But, of course, it's the product's fault that there's yet another crappy implementation. Emoticon

Blaming Notes for being slowed down by AV scanning is like blaming a Ferrari for being slow because you're driving in a 35MPH zone. You've accepted the artificial constraint, but you want the product to automatically overcome it for you somehow. You could just as well be saying "Ferrari knows most of us live in neighborhoods with a speed limit of 35, so they should make it so the car can fly so I don't have to be on the road."

Frankly, I suspect the only reason anyone's blaming IBM is because there's a shot IBM will actually listen.

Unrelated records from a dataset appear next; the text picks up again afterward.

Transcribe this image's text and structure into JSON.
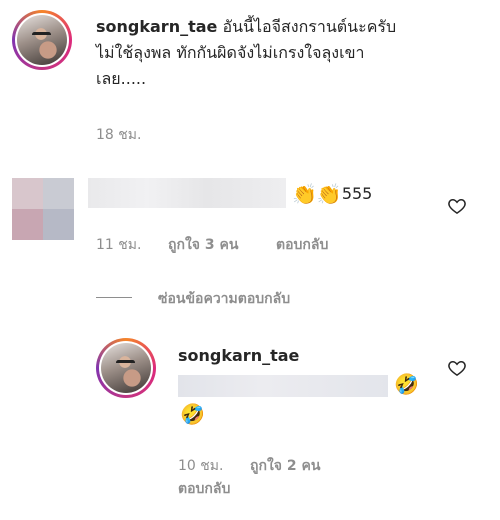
{
  "post_comment": {
    "username": "songkarn_tae",
    "text_line1": "อันนี้ไอจีสงกรานต์นะครับ",
    "text_line2": "ไม่ใช้ลุงพล ทักกันผิดจังไม่เกรงใจลุงเขา",
    "text_line3": "เลย.....",
    "time": "18 ชม."
  },
  "reply_comment": {
    "text": "555",
    "time": "11 ชม.",
    "likes": "ถูกใจ 3 คน",
    "reply_label": "ตอบกลับ",
    "emoji_icon": "clapping-hands-icon"
  },
  "hide_replies_label": "ซ่อนข้อความตอบกลับ",
  "nested_reply": {
    "username": "songkarn_tae",
    "time": "10 ชม.",
    "likes": "ถูกใจ 2 คน",
    "reply_label": "ตอบกลับ",
    "emoji_icon": "rolling-laughing-face-icon"
  },
  "colors": {
    "meta_text": "#8e8e8e",
    "primary_text": "#262626",
    "redacted_block": "#e7e7e9"
  }
}
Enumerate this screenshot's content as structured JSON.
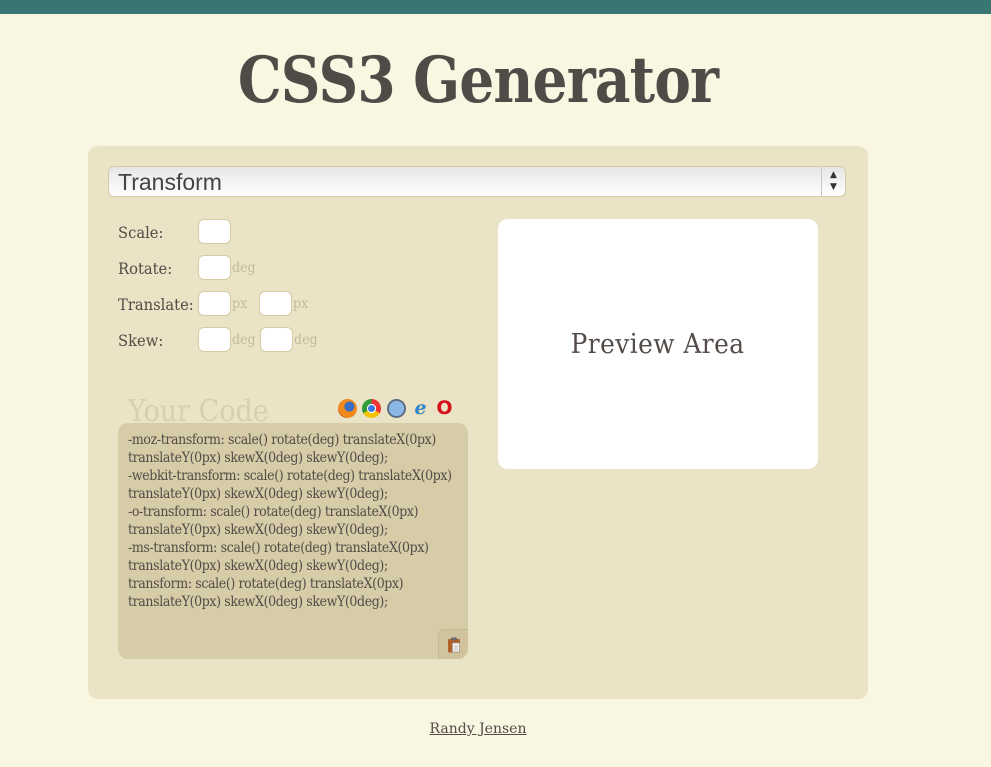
{
  "header": {
    "title": "CSS3 Generator"
  },
  "generator_select": {
    "selected": "Transform"
  },
  "form": {
    "scale": {
      "label": "Scale:",
      "value": ""
    },
    "rotate": {
      "label": "Rotate:",
      "value": "",
      "unit": "deg"
    },
    "translate": {
      "label": "Translate:",
      "x_value": "",
      "y_value": "",
      "x_unit": "px",
      "y_unit": "px"
    },
    "skew": {
      "label": "Skew:",
      "x_value": "",
      "y_value": "",
      "x_unit": "deg",
      "y_unit": "deg"
    }
  },
  "preview": {
    "label": "Preview Area"
  },
  "code": {
    "title": "Your Code",
    "browsers": [
      "firefox-icon",
      "chrome-icon",
      "safari-icon",
      "internet-explorer-icon",
      "opera-icon"
    ],
    "text": "-moz-transform: scale() rotate(deg) translateX(0px) translateY(0px) skewX(0deg) skewY(0deg);\n-webkit-transform: scale() rotate(deg) translateX(0px) translateY(0px) skewX(0deg) skewY(0deg);\n-o-transform: scale() rotate(deg) translateX(0px) translateY(0px) skewX(0deg) skewY(0deg);\n-ms-transform: scale() rotate(deg) translateX(0px) translateY(0px) skewX(0deg) skewY(0deg);\ntransform: scale() rotate(deg) translateX(0px) translateY(0px) skewX(0deg) skewY(0deg);",
    "copy_icon": "clipboard-icon"
  },
  "footer": {
    "author_link": "Randy Jensen"
  },
  "colors": {
    "topbar": "#387573",
    "background": "#f9f6e2",
    "panel": "#ebe3c5",
    "codebox": "#d6cca7",
    "text": "#524b47"
  }
}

None of us are going to convince Symantec, McAfee, Kaspersky or Microsoft themselves to make their products not suck.

But if it's really such a catastrophe to turn off AV to getter performance out of your applications, how about moving to an OS where desktop AV isn't a necessity? In a Microsoft-free environment, no one would regard this as a risk.

Gravatar Image19 - @18 Anecdotes are great Nathan, but they're made up. My party story is the real world not a hypothetical. It's hard to argue with hypothetical that's why fox uses them so much. Where as real world stories are fact.

We can argue all day that they AV companies are at fault, but again, if a user sees the likes of the companies you list up against one IBM, you don't think they'll be thinking how can they all be wrong and IBM is right?

You're also missing something else, even without AV scanning, Notes, Sametime and Symphony load time is hideous compared to equivalent applications. Another Fox tactic, change the issue to something else.Emoticon

Gravatar Image20 - @19 *ahem*

anecdote
French, from Greek anekdota
: a usually short narrative of an interesting, amusing, or biographical incident

{ Link }

And I'm not the one who brought up virus scanning...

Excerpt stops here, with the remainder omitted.